L’affaire de cinq secondes ! Je me pointe, pleins phares, capot contre capot de l’autre charrette. Descends en voltige et me précipite sur la portière passager. L’ouvre. Spectacle ? Une femme dont on a retroussé le pull par-dessus la tronche, ce qui l’entrave et l’étouffe. N’en plus, on a arraché les boutons de son chemisier et elle a un nichmar en vadrouille. Superbe ! Qualité extra-luxe !

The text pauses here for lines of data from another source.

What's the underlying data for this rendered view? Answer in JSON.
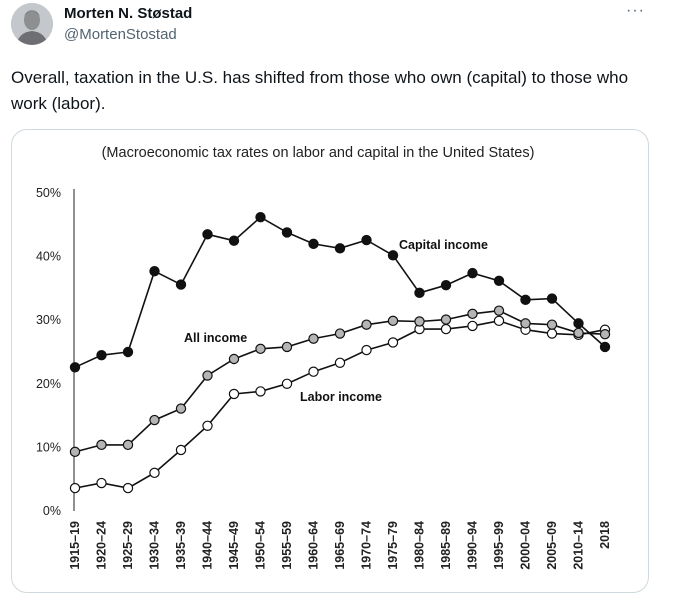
{
  "tweet": {
    "author_name": "Morten N. Støstad",
    "author_handle": "@MortenStostad",
    "more_label": "···",
    "text": "Overall, taxation in the U.S. has shifted from those who own (capital) to those who work (labor)."
  },
  "chart_data": {
    "type": "line",
    "title": "(Macroeconomic tax rates on labor and capital in the United States)",
    "categories": [
      "1915–19",
      "1920–24",
      "1925–29",
      "1930–34",
      "1935–39",
      "1940–44",
      "1945–49",
      "1950–54",
      "1955–59",
      "1960–64",
      "1965–69",
      "1970–74",
      "1975–79",
      "1980–84",
      "1985–89",
      "1990–94",
      "1995–99",
      "2000–04",
      "2005–09",
      "2010–14",
      "2018"
    ],
    "ylim": [
      0,
      50
    ],
    "yticks": [
      "0%",
      "10%",
      "20%",
      "30%",
      "40%",
      "50%"
    ],
    "grid": false,
    "series": [
      {
        "name": "Capital income",
        "marker": "black",
        "values": [
          22.6,
          24.5,
          25.0,
          37.7,
          35.6,
          43.5,
          42.5,
          46.2,
          43.8,
          42.0,
          41.3,
          42.6,
          40.2,
          34.3,
          35.5,
          37.4,
          36.2,
          33.2,
          33.4,
          29.5,
          25.8
        ]
      },
      {
        "name": "All income",
        "marker": "gray",
        "values": [
          9.3,
          10.4,
          10.4,
          14.3,
          16.1,
          21.3,
          23.9,
          25.5,
          25.8,
          27.1,
          27.9,
          29.3,
          29.9,
          29.8,
          30.1,
          31.0,
          31.5,
          29.5,
          29.3,
          28.0,
          27.8
        ]
      },
      {
        "name": "Labor income",
        "marker": "white",
        "values": [
          3.6,
          4.4,
          3.6,
          6.0,
          9.6,
          13.4,
          18.4,
          18.8,
          20.0,
          21.9,
          23.3,
          25.3,
          26.5,
          28.6,
          28.6,
          29.1,
          29.9,
          28.5,
          27.9,
          27.7,
          28.5
        ]
      }
    ],
    "colors": {
      "black_marker": "#111111",
      "gray_marker": "#b5b5b5",
      "white_marker": "#ffffff",
      "line": "#111111"
    }
  }
}
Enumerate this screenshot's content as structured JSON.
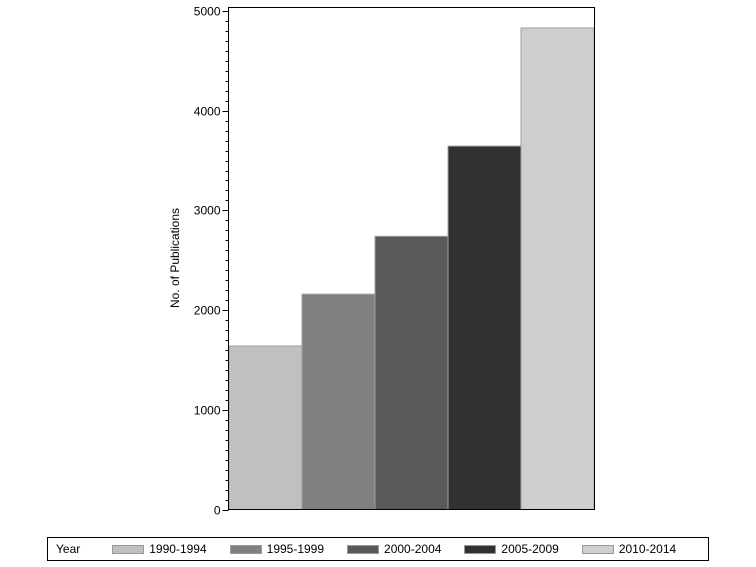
{
  "chart_data": {
    "type": "bar",
    "title": "",
    "xlabel": "",
    "ylabel": "No. of Publications",
    "ylim": [
      0,
      5000
    ],
    "yticks": [
      0,
      1000,
      2000,
      3000,
      4000,
      5000
    ],
    "minor_tick_step": 100,
    "grid": false,
    "legend_position": "bottom",
    "legend_title": "Year",
    "categories": [
      "1990-1994",
      "1995-1999",
      "2000-2004",
      "2005-2009",
      "2010-2014"
    ],
    "values": [
      1640,
      2160,
      2740,
      3645,
      4830
    ],
    "colors": [
      "#c0c0c0",
      "#808080",
      "#595959",
      "#313131",
      "#cecece"
    ]
  },
  "legend": {
    "title": "Year",
    "items": [
      {
        "label": "1990-1994",
        "color": "#c0c0c0"
      },
      {
        "label": "1995-1999",
        "color": "#808080"
      },
      {
        "label": "2000-2004",
        "color": "#595959"
      },
      {
        "label": "2005-2009",
        "color": "#313131"
      },
      {
        "label": "2010-2014",
        "color": "#cecece"
      }
    ]
  }
}
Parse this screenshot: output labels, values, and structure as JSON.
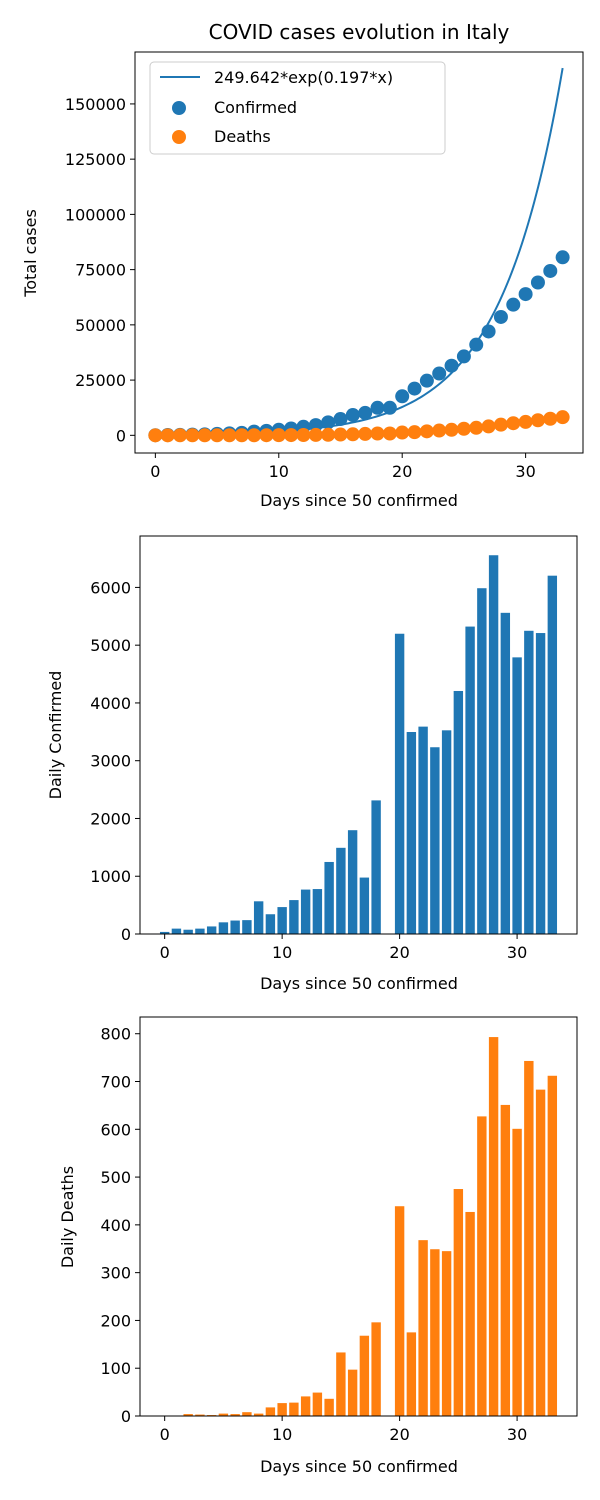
{
  "colors": {
    "confirmed": "#1f77b4",
    "deaths": "#ff7f0e",
    "fit": "#1f77b4"
  },
  "chart_data": [
    {
      "type": "scatter",
      "title": "COVID cases evolution in Italy",
      "xlabel": "Days since 50 confirmed",
      "ylabel": "Total cases",
      "xlim": [
        -1.65,
        34.65
      ],
      "ylim": [
        -8000,
        173500
      ],
      "xticks": [
        0,
        10,
        20,
        30
      ],
      "yticks": [
        0,
        25000,
        50000,
        75000,
        100000,
        125000,
        150000
      ],
      "legend": "top-left",
      "grid": false,
      "fit": {
        "name": "249.642*exp(0.197*x)",
        "a": 249.642,
        "b": 0.197,
        "x_range": [
          0,
          33
        ]
      },
      "series": [
        {
          "name": "Confirmed",
          "x": [
            0,
            1,
            2,
            3,
            4,
            5,
            6,
            7,
            8,
            9,
            10,
            11,
            12,
            13,
            14,
            15,
            16,
            17,
            18,
            19,
            20,
            21,
            22,
            23,
            24,
            25,
            26,
            27,
            28,
            29,
            30,
            31,
            32,
            33
          ],
          "values": [
            62,
            155,
            229,
            322,
            453,
            655,
            888,
            1128,
            1694,
            2036,
            2502,
            3089,
            3858,
            4636,
            5883,
            7375,
            9172,
            10149,
            12462,
            12462,
            17660,
            21157,
            24747,
            27980,
            31506,
            35713,
            41035,
            47021,
            53578,
            59138,
            63927,
            69176,
            74386,
            80589
          ]
        },
        {
          "name": "Deaths",
          "x": [
            0,
            1,
            2,
            3,
            4,
            5,
            6,
            7,
            8,
            9,
            10,
            11,
            12,
            13,
            14,
            15,
            16,
            17,
            18,
            19,
            20,
            21,
            22,
            23,
            24,
            25,
            26,
            27,
            28,
            29,
            30,
            31,
            32,
            33
          ],
          "values": [
            2,
            3,
            7,
            10,
            12,
            17,
            21,
            29,
            34,
            52,
            79,
            107,
            148,
            197,
            233,
            366,
            463,
            631,
            827,
            827,
            1266,
            1441,
            1809,
            2158,
            2503,
            2978,
            3405,
            4032,
            4825,
            5476,
            6077,
            6820,
            7503,
            8215
          ]
        }
      ]
    },
    {
      "type": "bar",
      "title": "",
      "xlabel": "Days since 50 confirmed",
      "ylabel": "Daily Confirmed",
      "xlim": [
        -2.1,
        35.1
      ],
      "ylim": [
        0,
        6890
      ],
      "xticks": [
        0,
        10,
        20,
        30
      ],
      "yticks": [
        0,
        1000,
        2000,
        3000,
        4000,
        5000,
        6000
      ],
      "grid": false,
      "series": [
        {
          "name": "",
          "x": [
            0,
            1,
            2,
            3,
            4,
            5,
            6,
            7,
            8,
            9,
            10,
            11,
            12,
            13,
            14,
            15,
            16,
            17,
            18,
            19,
            20,
            21,
            22,
            23,
            24,
            25,
            26,
            27,
            28,
            29,
            30,
            31,
            32,
            33
          ],
          "values": [
            36,
            93,
            74,
            93,
            131,
            202,
            233,
            240,
            566,
            342,
            466,
            587,
            769,
            778,
            1247,
            1492,
            1797,
            977,
            2313,
            0,
            5198,
            3497,
            3590,
            3233,
            3526,
            4207,
            5322,
            5986,
            6557,
            5560,
            4789,
            5249,
            5210,
            6203
          ]
        }
      ]
    },
    {
      "type": "bar",
      "title": "",
      "xlabel": "Days since 50 confirmed",
      "ylabel": "Daily Deaths",
      "xlim": [
        -2.1,
        35.1
      ],
      "ylim": [
        0,
        835
      ],
      "xticks": [
        0,
        10,
        20,
        30
      ],
      "yticks": [
        0,
        100,
        200,
        300,
        400,
        500,
        600,
        700,
        800
      ],
      "grid": false,
      "series": [
        {
          "name": "",
          "x": [
            0,
            1,
            2,
            3,
            4,
            5,
            6,
            7,
            8,
            9,
            10,
            11,
            12,
            13,
            14,
            15,
            16,
            17,
            18,
            19,
            20,
            21,
            22,
            23,
            24,
            25,
            26,
            27,
            28,
            29,
            30,
            31,
            32,
            33
          ],
          "values": [
            1,
            1,
            4,
            3,
            2,
            5,
            4,
            8,
            5,
            18,
            27,
            28,
            41,
            49,
            36,
            133,
            97,
            168,
            196,
            0,
            439,
            175,
            368,
            349,
            345,
            475,
            427,
            627,
            793,
            651,
            601,
            743,
            683,
            712
          ]
        }
      ]
    }
  ]
}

Bien qu’elle soit aveuglée, la personne en cours de violentage, sentant la portière ouverte, se jette de côté pour échapper aux mains salaces de son tourmenteur. Ce faisant, elle me déséquilibre, nous voilà partis, l’un sur l’autre sur le sol granuleux du parking. Ce que voyant, le tomobiliste en profite pour exécuter une marche arrière désespérée, suivie d’une marche avant endiablée et ne tarde pas à disparaître.

On se redresse tant mal que bien, la personne outragée et moi. Pudique, je rabats son pull retroussé sur son nichon fugueur, ce qui me permet de découvrir son visage qui est extra.

— Il est parti avec mon sac à dos ! s’écrie la ravissante.

Je pense que sa gratitude s’exprimera plus tard, après sa déconvenue.

Elle se relève, j’en fais autant.

La môme se tient la tête à deux mains, désespérée.

— Mon sac ! Mon sac ! psalmodie-t-elle. J’avais tout dedans : mes papiers, mon argent, mon linge !

— Vous l’aviez pêché où, ce beau ténébreux ?

— Au péage de Nemours.

— Vous faisiez du stop ?

— Exact.

— Et il a attendu d’être dans le département de l’Ain, pour essayer de vous violer ?

— Ben oui. Pendant trois heures on a bavardé ou écouté la radio. C’est en parvenant à la hauteur de ce parking que ça l’a pris. « Il faut que je téléphone ! » m’a-t-il dit.